Since 1998, a 1 MiB flash memory card has been available which provides convenient non-volatile storage. Once written to the card, files are safe and not reliant on a power supply. Unlike traditional EPROM cards (erased with an external ultraviolet light), this one can be electrically erased in the computer's slot. The first generation of card only worked in slot 3 where a 12 V signal (Vpp) is available. The later generation is based on AMD chips and runs with 5 V for erasure. It is possible to read, write and erase flash cards in the three slots and the internal one.
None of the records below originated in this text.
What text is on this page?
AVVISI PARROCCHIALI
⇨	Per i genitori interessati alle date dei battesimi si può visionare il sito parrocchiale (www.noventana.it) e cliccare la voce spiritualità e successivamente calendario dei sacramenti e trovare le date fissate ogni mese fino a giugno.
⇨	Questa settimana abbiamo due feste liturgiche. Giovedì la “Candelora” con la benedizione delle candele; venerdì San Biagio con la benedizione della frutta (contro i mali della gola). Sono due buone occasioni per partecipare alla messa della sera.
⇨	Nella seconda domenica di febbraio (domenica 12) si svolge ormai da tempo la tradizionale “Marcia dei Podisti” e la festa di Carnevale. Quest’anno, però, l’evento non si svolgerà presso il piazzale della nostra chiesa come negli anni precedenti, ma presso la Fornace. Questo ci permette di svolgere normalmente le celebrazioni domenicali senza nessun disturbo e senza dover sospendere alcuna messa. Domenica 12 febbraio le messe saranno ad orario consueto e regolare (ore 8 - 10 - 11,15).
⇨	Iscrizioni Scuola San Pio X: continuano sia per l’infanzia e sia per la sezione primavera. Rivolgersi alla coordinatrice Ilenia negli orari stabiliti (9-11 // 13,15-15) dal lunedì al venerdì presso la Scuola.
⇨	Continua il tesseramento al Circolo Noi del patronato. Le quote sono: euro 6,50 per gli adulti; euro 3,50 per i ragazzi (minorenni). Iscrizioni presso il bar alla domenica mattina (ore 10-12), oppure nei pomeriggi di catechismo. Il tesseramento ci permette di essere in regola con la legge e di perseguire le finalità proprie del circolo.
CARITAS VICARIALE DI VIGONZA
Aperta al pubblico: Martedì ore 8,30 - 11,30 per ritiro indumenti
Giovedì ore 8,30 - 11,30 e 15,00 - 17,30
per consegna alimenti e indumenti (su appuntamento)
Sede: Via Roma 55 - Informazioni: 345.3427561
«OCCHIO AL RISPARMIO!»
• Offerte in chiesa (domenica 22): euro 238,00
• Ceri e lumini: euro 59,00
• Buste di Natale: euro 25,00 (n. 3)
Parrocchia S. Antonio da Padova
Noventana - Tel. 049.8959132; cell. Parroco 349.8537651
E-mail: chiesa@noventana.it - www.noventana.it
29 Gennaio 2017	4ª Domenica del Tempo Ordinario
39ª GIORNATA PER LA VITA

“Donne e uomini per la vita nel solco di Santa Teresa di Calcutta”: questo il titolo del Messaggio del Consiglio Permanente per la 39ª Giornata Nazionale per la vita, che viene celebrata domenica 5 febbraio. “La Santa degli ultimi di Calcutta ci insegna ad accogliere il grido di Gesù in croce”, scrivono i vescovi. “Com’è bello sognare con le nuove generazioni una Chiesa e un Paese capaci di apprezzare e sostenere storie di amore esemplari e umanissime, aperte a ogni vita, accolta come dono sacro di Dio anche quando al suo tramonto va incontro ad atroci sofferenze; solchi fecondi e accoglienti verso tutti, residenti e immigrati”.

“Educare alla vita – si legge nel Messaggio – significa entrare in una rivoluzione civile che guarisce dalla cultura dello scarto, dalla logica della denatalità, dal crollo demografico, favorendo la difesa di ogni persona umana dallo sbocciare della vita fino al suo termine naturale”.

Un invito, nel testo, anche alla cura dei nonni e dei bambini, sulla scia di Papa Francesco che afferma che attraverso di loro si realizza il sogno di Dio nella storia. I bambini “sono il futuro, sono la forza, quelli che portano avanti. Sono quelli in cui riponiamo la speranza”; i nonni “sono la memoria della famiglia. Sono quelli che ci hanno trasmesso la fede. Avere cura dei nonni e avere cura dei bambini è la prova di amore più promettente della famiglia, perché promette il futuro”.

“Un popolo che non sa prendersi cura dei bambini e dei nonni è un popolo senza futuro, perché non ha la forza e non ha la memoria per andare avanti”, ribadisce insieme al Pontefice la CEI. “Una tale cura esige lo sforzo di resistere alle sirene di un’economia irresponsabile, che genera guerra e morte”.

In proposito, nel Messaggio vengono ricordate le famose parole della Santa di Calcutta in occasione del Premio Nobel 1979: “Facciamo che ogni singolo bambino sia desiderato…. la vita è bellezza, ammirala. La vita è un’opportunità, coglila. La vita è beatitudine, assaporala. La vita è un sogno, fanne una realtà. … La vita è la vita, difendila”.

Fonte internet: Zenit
It is also possible for an experienced user to replace the built-in 32 kB RAM chip with a bigger 128 or 512 kB static RAM chip. However, the latter requires some extra board modifications, and 512 kB is the biggest size that can be addressed by the Z88 for the internal RAM. A similar modification is possible for the internal ROM slot. A 512 kB flash chip can replace the original ROM, allowing an upgrade of the operating system.

==Reception==
Jerry Pournelle in February 1989 described the Z88 as "the most portable computer I've ever seen", much more so than his Zenith SupersPort 286. He said that the screen was small but readable, and thought that his $894 estimate for a minimum configuration was "not a lot of money for good hardware". Pournelle said that Pipedream was "disappointingly hard to use", reported that all of his notes in the software from COMDEX had vanished because he did not explicitly save them to memory card, and suggested that the Z88 was best suited as a second computer for students and reporters.